Preparation of Progesterone from Cholesterol



This is what I understand happens, following the process of production of progesterone, described on page 894, second column.
In the first two steps cholesterol is brominated in benzene, and oxidized in a solvent with acid permanganate(aq). In the last step the product is again debrominated using zinc dust.

The strong oxidizing agent potassium permanganate is used, as well as sulfuric acid. The article below describes the process of production of progesterone from cholesterol.
Progesterone has numerous physiological effects. Although primarily associated with the reproductive system, progesterone has multiple effects outside of it. This steroid hormone can act as an antiinflamatory agent, reducing the immune response; it can also assist in thyroid hormone action and bone building. Progesterone appears to prevent endometrial cancer (cancer involving the uterine lining) as well as breast cancer (1).

Article link

6 Comments:

  • I don't see that reaction in the article.

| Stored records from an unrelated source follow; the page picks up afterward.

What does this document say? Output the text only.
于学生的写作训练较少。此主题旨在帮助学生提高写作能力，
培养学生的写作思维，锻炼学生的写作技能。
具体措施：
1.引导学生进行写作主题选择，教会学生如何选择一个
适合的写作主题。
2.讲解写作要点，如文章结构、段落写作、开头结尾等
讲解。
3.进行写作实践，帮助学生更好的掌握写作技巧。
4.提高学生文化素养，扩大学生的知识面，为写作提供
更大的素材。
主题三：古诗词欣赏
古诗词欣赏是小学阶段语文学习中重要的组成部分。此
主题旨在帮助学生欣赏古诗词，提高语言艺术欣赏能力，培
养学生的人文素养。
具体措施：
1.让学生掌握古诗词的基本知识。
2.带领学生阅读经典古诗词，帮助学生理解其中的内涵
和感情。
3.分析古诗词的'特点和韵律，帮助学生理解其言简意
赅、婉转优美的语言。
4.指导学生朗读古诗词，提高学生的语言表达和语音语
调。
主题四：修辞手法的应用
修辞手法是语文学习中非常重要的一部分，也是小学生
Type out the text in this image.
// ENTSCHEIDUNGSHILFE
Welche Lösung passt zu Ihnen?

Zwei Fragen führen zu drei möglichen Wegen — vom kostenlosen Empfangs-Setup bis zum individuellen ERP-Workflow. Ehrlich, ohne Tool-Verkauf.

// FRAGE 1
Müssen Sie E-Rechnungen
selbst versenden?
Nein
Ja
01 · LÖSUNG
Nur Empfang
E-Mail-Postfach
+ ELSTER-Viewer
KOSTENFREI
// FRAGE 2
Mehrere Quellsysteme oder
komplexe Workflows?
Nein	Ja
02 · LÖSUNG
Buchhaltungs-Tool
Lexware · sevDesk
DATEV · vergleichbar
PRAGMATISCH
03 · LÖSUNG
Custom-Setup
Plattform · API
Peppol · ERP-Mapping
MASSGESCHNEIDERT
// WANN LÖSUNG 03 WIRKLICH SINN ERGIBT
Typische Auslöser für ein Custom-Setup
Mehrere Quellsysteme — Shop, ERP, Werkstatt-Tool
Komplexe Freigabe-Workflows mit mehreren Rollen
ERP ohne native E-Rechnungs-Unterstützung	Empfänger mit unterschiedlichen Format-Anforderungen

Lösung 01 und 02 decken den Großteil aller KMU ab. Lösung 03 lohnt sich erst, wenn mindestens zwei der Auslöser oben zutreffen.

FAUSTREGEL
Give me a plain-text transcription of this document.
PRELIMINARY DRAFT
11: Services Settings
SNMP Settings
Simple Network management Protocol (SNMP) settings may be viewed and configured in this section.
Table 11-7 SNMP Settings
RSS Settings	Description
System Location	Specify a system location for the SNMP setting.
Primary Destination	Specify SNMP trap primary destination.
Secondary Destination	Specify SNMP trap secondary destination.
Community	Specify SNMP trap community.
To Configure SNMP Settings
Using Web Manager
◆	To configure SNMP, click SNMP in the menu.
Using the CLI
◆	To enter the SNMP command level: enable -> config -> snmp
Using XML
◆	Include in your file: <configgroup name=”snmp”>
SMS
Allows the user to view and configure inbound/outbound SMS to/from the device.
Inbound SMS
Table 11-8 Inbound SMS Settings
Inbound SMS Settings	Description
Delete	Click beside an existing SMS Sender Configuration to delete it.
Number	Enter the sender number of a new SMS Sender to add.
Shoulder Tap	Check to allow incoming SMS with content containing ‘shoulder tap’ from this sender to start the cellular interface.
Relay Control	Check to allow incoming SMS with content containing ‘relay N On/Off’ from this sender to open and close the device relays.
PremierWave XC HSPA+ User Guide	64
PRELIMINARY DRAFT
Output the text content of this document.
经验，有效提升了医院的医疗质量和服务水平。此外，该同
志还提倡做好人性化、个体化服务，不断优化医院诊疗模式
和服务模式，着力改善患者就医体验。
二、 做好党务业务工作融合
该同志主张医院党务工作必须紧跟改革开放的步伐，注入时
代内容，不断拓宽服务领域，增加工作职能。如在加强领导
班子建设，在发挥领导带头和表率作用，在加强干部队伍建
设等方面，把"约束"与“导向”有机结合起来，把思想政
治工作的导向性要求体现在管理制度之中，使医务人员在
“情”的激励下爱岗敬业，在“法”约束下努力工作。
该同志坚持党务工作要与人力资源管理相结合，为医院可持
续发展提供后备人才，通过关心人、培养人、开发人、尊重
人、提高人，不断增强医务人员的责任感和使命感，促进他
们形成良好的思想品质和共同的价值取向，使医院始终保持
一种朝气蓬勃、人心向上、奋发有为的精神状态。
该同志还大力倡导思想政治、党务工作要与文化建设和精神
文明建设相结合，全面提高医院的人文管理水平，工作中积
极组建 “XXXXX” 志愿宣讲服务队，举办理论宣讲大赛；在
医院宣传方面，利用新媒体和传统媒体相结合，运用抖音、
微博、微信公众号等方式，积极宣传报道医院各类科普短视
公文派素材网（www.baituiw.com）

    By Blogger Jean-Claude Bradley, at 1:52 PM  

  • Also, if you describing the physiological properties of progesterone you should have a link to where you got that information.

    By Blogger Jean-Claude Bradley, at 1:53 PM  

  • I still don't see how progesterone is made in one step from cholestenone with only permanganate and sulfuric acid. Point to the page and paragraph in your citation showing this.

    By Blogger Jean-Claude Bradley, at 6:19 PM  

  • Full Marks. You make a good attempt at trying to understand every step of the process. Unfortunately this is an "old school" article so there are no hints as to the details of the chemistry but I think you have it basically right. The bromination step is a good example of chemistry that we covered but I would be interested to see if anyone can find an explanation as to why permanganate would break off an alkyl group in that position (we only saw breaking off of alkyl groups that are on an aromatic group). Also, why does the double bond migrate in the debromination step with zinc?

    By Blogger Jean-Claude Bradley, at 7:13 AM  

  • Hey, you have a great blog here! I'm definitely going to bookmark you!

    I have a ##KEYWORD## site/blog. It pretty much covers ##KEYWORD## related stuff.

    Come and check it out if you get time :-)cholesterol level

    By Blogger cholmyth, at 10:02 AM  

  • I think that even before cholesterol comes into the scene....it is acetate from where the reaction starts..please try to provide information about where the precursors come from.